The bill provides the “Stand Your Ground” legal shield for Iowans who shoot to defend life or property, so they cannot be charged with a crime or sued in civil court.
Critics raised concerns during this afternoon’s discussion. Representative Ruth Ann Gaines, a Democrat from Des Moines who is black, recently called police after Gaines said her new white neighbor shouted: “Get…off my property,” and pointed a shotgun at Gaines’ partner who was in the neighbor’s driveway.
“People are beginning to feel they have a license to be more threatening and I fear that this bill will give a lot of people like my new neighbor an opportunity to show how he really feels,” Gaines said “I don’t like it.”
The bill also lets Iowans with a permit carry a concealed weapon into the state capitol. Representative Art Staid, a Democrat from Cedar Rapids, objected to that and other provisions which will let Iowans legally challenge established “gun free zones” in courthouses and other government buildings.
“I find this a dangerous mistake and there will be tragedies that occur in our state as a result,” Staid said.
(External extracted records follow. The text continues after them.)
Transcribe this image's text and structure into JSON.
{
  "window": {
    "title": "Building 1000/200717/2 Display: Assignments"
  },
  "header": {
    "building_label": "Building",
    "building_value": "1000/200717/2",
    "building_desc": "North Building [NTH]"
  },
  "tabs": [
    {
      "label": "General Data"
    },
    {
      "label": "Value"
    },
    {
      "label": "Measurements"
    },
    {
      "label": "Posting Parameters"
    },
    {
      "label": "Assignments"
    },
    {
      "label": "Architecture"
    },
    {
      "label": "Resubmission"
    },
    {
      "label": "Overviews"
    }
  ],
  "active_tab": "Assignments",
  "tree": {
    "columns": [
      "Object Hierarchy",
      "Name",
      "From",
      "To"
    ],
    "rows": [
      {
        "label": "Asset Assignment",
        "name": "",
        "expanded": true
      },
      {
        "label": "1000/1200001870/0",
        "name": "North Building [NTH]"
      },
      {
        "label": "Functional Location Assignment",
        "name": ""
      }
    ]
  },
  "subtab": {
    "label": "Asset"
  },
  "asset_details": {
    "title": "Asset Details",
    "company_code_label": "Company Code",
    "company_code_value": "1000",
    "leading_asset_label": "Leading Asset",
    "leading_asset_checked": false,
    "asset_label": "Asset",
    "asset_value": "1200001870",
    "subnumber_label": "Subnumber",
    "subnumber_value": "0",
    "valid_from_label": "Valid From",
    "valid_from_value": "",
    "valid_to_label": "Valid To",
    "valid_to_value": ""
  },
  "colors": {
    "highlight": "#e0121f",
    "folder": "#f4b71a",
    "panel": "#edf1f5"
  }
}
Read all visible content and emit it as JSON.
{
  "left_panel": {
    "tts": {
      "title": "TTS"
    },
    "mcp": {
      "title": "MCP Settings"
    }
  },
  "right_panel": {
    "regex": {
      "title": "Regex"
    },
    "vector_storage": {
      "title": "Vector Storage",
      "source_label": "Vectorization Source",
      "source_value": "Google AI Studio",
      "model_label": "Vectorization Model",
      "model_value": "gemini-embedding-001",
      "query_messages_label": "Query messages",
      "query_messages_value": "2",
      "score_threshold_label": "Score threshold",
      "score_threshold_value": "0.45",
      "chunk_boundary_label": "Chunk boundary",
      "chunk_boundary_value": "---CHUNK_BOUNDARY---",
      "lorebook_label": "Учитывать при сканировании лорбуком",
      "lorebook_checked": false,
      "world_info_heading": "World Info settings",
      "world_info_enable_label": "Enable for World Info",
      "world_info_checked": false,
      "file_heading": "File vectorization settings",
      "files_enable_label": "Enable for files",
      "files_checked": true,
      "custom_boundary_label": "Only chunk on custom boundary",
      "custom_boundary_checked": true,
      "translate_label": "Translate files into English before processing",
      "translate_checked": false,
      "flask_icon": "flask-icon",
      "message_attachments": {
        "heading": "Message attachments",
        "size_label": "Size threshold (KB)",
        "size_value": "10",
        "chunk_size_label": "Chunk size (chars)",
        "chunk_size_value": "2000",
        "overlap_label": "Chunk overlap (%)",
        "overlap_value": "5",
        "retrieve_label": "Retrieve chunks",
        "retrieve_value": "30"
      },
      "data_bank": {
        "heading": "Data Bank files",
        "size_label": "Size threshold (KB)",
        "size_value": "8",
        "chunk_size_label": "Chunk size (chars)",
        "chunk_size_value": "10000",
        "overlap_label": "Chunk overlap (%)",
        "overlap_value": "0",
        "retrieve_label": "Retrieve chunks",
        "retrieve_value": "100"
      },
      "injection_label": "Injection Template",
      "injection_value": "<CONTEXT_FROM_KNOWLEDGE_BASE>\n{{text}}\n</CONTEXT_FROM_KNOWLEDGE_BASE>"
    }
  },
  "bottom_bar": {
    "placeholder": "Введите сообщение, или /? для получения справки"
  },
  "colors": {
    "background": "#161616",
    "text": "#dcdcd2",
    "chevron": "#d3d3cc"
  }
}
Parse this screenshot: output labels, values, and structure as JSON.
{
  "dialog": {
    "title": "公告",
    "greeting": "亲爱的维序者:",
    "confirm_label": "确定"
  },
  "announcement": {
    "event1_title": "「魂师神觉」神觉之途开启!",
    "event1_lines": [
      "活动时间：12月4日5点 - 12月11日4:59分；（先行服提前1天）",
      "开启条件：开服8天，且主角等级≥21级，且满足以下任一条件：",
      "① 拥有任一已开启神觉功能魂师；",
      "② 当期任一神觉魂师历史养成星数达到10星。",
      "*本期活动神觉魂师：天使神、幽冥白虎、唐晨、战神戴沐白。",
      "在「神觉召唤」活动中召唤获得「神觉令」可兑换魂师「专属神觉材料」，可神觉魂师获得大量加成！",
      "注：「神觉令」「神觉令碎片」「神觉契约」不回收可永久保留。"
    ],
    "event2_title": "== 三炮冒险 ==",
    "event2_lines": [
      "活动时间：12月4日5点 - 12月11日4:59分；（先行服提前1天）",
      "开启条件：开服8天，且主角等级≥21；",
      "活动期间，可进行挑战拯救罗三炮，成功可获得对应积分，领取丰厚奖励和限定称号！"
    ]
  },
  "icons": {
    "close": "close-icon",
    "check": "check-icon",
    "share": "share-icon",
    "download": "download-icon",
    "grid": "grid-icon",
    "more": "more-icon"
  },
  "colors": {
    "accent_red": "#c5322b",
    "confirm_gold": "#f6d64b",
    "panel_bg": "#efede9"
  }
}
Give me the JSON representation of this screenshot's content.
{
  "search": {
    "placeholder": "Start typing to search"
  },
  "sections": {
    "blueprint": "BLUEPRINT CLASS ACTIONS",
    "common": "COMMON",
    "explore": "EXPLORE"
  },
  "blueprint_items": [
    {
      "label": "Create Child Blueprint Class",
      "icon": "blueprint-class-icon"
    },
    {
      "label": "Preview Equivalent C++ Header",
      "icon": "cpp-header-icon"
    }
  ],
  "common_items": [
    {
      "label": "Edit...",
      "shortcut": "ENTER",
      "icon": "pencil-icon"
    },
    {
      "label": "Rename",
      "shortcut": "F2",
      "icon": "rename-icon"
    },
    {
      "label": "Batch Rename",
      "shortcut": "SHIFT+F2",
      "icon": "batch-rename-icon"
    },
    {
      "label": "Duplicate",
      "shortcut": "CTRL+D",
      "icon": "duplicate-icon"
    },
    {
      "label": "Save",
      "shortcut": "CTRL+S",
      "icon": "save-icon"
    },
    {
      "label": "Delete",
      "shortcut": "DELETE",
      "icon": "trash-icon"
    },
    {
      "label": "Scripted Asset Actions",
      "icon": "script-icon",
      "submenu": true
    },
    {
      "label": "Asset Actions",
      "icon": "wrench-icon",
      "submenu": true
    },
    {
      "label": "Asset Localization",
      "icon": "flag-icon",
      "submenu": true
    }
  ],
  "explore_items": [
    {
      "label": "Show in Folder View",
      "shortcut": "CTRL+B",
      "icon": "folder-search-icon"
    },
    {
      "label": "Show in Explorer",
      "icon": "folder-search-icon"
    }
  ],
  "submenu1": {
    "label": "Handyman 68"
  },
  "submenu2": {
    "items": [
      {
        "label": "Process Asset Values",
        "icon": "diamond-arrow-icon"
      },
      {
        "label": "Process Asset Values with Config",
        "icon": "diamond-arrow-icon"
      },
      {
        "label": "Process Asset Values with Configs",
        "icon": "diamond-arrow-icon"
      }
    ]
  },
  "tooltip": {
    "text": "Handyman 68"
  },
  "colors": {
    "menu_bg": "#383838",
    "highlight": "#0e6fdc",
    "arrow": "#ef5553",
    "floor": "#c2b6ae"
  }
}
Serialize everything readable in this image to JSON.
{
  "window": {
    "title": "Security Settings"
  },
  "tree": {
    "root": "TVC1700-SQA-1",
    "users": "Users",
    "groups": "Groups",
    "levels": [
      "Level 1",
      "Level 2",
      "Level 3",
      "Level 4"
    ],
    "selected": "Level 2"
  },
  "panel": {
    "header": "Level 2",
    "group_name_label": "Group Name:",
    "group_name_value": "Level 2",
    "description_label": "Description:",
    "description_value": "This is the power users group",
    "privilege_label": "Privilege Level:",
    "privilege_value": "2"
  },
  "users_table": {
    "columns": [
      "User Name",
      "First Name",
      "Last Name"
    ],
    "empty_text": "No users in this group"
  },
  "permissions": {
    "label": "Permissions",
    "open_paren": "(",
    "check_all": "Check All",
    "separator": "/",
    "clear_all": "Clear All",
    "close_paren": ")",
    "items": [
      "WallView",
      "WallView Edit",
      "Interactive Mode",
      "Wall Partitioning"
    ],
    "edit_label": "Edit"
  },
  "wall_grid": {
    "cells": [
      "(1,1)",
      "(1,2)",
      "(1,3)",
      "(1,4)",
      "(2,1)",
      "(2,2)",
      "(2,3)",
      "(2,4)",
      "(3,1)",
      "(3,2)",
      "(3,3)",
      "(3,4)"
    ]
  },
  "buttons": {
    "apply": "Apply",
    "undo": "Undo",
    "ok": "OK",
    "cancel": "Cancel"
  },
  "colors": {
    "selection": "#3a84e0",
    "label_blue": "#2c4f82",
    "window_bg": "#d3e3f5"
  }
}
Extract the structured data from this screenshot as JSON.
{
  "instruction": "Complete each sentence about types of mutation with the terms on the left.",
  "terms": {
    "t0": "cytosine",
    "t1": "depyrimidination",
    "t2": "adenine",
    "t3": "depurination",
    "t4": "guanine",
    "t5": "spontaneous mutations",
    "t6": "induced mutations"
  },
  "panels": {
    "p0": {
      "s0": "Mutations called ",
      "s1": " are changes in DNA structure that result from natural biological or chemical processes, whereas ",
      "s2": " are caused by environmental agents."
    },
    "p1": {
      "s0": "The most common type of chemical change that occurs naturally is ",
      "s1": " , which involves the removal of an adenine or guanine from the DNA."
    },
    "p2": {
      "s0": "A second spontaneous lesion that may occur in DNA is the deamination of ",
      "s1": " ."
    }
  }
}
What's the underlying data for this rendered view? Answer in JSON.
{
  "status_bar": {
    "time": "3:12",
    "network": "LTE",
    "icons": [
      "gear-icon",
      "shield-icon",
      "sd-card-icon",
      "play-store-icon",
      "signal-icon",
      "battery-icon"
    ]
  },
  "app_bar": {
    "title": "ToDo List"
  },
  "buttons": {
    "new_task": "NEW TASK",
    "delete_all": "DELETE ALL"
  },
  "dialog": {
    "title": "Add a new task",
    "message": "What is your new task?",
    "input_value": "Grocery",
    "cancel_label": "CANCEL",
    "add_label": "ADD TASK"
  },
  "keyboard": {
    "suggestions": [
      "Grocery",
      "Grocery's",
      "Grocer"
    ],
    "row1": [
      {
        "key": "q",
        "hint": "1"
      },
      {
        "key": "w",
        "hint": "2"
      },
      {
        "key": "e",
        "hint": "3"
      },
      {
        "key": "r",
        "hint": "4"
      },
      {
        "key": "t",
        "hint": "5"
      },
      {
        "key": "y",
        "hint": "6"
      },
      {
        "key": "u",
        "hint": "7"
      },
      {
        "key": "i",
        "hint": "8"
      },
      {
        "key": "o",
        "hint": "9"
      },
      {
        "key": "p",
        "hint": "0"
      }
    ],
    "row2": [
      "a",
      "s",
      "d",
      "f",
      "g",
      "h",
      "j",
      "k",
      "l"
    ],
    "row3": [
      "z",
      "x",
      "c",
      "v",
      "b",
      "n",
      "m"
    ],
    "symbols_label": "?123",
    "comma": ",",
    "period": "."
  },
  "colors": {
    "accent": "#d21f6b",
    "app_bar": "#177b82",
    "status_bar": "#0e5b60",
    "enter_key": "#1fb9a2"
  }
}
Windschitl said metal detectors at building entrances and “gun free zones” offer a “false sense of security.”
“I have a fundamental right to self-preservation and self-protection,” Windschitl said, “and when we disarm citizens at the door and we say: ‘We’ve got your back and we’ve got you secured,’ and we don’t, we are doing them a disservice.”
A previous version of the bill would have allowed concealed weapons on the community college and public university campuses in Iowa, but that was removed.
House members approved recent Senate changes in the bill on a voice vote, then gave final legislative approval to the package on a 57-36 vote.